02.05.2025 6 Min. Lesezeit

Warum strukturierte Verkabelung im Eigenheim sinnvoll ist

Physik schlägt Funk:

Das Shared-Medium-Problem

WLAN ist ein geteiltes Medium: Alle Geräte im WLAN teilen sich das gleiche, zumeist bereits überfüllte Frequenzspektrum. Je mehr Geräte gleichzeitig senden oder empfangen, desto höher die Kollisionen, desto schlechter die Performance.

Kabel jedoch, wie wir sie heute in Stern-Topologien nutzen, sind dedizierte Leitung: Jede Ethernet-Verbindung ist eine Punkt-zu-Punkt-Verbindung mit garantierter Bandbreite und minimaler Latenz - unabhängig davon, was andere Geräte tun.

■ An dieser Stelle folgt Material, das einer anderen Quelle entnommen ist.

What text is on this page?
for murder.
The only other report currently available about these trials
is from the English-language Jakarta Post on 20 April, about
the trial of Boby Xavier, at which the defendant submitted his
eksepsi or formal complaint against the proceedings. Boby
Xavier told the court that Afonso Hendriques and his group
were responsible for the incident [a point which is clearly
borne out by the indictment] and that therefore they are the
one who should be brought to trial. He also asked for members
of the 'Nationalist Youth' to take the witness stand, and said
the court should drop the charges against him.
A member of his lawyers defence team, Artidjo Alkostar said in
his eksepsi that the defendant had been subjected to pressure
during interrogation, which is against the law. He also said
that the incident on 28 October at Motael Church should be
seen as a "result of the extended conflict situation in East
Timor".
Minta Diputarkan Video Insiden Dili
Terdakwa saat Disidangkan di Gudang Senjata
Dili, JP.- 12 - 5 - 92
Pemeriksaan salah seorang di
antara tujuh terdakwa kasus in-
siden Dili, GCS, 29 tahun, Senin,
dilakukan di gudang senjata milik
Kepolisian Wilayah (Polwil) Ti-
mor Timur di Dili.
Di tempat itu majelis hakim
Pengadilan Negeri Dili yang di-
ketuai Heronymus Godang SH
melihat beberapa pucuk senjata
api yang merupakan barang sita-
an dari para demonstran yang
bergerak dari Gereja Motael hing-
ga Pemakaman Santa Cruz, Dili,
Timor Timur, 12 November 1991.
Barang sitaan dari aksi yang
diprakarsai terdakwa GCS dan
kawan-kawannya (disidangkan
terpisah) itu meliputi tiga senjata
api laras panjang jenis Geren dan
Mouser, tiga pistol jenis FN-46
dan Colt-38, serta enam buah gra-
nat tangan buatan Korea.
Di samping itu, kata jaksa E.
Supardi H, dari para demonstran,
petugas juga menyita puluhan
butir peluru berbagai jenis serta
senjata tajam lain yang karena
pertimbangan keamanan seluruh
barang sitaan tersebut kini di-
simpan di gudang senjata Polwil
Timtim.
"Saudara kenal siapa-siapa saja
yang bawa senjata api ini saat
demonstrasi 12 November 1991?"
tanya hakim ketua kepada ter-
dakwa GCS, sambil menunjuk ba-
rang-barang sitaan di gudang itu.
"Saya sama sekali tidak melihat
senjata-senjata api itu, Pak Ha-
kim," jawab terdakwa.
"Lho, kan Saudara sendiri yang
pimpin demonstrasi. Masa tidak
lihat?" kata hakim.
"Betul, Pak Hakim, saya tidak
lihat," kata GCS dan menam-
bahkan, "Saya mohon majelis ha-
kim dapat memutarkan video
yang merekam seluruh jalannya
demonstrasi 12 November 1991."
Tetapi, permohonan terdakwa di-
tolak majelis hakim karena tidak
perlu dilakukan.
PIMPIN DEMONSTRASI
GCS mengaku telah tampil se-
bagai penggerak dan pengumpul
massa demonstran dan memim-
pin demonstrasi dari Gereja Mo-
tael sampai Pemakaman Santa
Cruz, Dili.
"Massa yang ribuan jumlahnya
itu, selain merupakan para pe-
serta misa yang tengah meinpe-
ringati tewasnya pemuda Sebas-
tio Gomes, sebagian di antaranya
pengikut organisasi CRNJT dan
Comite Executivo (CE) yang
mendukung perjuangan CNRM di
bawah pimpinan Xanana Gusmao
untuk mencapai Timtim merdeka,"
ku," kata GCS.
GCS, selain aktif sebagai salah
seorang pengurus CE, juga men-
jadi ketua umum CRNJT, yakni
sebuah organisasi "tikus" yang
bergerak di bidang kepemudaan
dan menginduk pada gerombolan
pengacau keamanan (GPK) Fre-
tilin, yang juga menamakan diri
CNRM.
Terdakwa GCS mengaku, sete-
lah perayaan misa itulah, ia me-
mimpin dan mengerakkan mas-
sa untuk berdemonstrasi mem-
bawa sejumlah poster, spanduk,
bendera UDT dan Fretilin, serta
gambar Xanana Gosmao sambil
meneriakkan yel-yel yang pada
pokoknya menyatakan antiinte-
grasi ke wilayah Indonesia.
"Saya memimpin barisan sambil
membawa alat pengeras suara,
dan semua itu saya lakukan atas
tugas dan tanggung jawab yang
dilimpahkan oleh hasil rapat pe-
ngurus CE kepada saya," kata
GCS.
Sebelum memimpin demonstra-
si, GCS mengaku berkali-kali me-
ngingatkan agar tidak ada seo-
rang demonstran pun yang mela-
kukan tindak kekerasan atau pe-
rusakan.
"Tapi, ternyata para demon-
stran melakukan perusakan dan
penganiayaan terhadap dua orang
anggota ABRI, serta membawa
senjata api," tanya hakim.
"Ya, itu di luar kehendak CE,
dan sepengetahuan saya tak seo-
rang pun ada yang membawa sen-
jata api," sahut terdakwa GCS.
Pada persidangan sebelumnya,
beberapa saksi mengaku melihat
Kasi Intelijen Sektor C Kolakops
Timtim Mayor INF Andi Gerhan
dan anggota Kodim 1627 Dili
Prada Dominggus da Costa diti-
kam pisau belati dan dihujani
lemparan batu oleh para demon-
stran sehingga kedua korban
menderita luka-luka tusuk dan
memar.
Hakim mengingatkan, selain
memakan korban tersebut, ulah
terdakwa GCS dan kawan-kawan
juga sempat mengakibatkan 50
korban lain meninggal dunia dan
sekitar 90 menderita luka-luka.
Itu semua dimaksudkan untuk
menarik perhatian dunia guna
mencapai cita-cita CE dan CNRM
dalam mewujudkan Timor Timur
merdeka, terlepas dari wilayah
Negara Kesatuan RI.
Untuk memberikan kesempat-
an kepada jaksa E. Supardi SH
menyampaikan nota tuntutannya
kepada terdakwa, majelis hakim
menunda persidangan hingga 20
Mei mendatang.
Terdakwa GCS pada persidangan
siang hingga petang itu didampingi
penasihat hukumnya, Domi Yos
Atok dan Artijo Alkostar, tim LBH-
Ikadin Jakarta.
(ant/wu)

Stabilität und Performance

Wifi kann nur so gut sein wie das physikalische Fundament: Auch die besten Access Points brauchen eine stabile, schnelle Anbindung - idealerweise per Cat6a oder Cat7.

Backhaul über Kabel: Mesh-WLAN klingt bequem, ist aber oft ineffizient. Verkabelte Access Points liefern konstant hohe Performance, auch bei vielen Clients.

Zukunftssicherheit und Bandbreitenbedarf

10 Gbit/s und mehr: Moderne NAS-Systeme, 4K/8K-Streaming, Cloud-Backups, Home-Office mit Video-Conferencing - all das profitiert massiv von kabelgebundener Infrastruktur.

Power over Ethernet

Viele Geräte (Access Points, Kameras, VoIP-Telefone) lassen sich über das Netzwerkkabel per PoE mit Strom versorgen - kein separates Netzteil nötig. Und wer mag schon Wandwarzen?

Mit entsprechenden Adaptern können auch Geräte wie der Raspberry Pi per PoE versorgt werden - auch wenn das für mich den Flair einer Bastellösung hat.

Keine Funkstörungen

Kabelverbindungen sind weitgehend immun gegen Interferenzen durch Mikrowellen, Nachbars WLAN oder dicke Wände. Der “Empfang” ist immer gleich.

Flexible Nutzung

Zentrale Patchfelder erlauben flexible Nutzung - heute ein Access Point, morgen ein Smart-TV oder ein Arbeitsplatz.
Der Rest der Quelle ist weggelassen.